Yukarı çıkan patikaya girdim. Yol aslında çok keyifli. Sonbahar, dökülen yapraklarla ben buradayım diyor size. Tatlı bir yokuş çıksanız da arada durduğunuzda ağaçların ardından görünen Ren nehri manzarası müthiş. Öyle böyle derken yaklaşık on dakikalık tırmanmanın ardından saat tam 10.05’te Şatonun kapısına vardım. Sıkı durun; ikinci kazık geliyor: 1 Kasım’dan itibaren açılış saati 11.00 olmuş. Daha bitmedi (ama bunu kazıktan saymıyorum) şato sadece rehberli turla gezilebiliyor. Kalabalık gruplar dışında rehberli turlar Almanca ama size verilen broşürden İngilizce takip edebiliyorsunuz. Giriş 6 €, 50 dakikalık rehberli tur dahil ama bugüne özel 12.00’de başlayacakmış! Sebep? Rehberin özel durumu…Nasıl yani? İki saat var. Belki girişteki kafede zaman geçirerek bir saati öldürebilirdim ama günübirlik bir gezide iki saat çok uzun bir zaman. Hele de havanın saat beşte karardığı kış gününde. Hayır, merkezde bir yerlerde olsak sonra geleceğim ama git-gel, tırman-in derken bir saat geçecek en az. Dışarıdan birkaç poz fotoğraf çektikten sonra, aldığım Almanca broşürdeki resimlere baka baka ve kısmetime küfrederek geldiğim yoldan dönmek zorunda kaldım.

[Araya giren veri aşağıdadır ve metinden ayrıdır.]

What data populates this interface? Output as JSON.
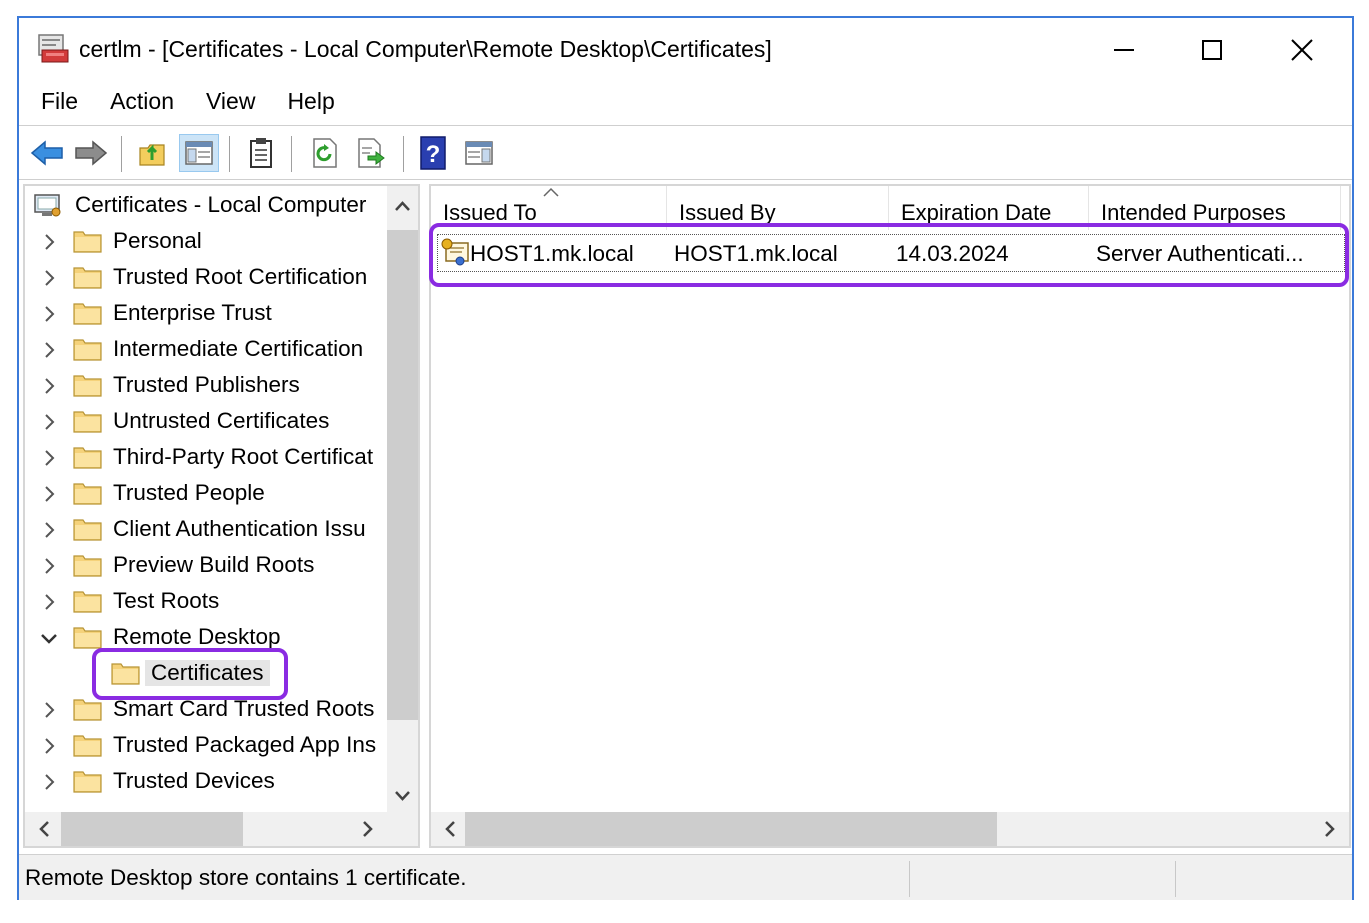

Peki neymiş bu Marksburg? Güzeller güzeli Ren Nehri boyunca tahrip olmayan tek ortaçağ kalesi unvanını taşıyan Marks Kalesi’nin yapımına 12. Yüzyılda başlanmış ve sonraki ilavelerle şimdiki görünümüne ortaçağda kavuşmuş. Daha çok savunma amaçlı kullanılan kale zaman zaman hapishane görevi de görmüş. 14. Yüzyıldan kalan surları ve haşmetli kulesi yanında, çok sayıda birbirine geçmeli bina ve pasajlardan oluşan Kale bugün için müzeye çevrilmiş. İçeride dönemin orijinal eşyalarından oluşan mutfak, şarap mahzenleri, oturma odaları, salonlar ve daha pek çok farklı mekan bulunuyormuş.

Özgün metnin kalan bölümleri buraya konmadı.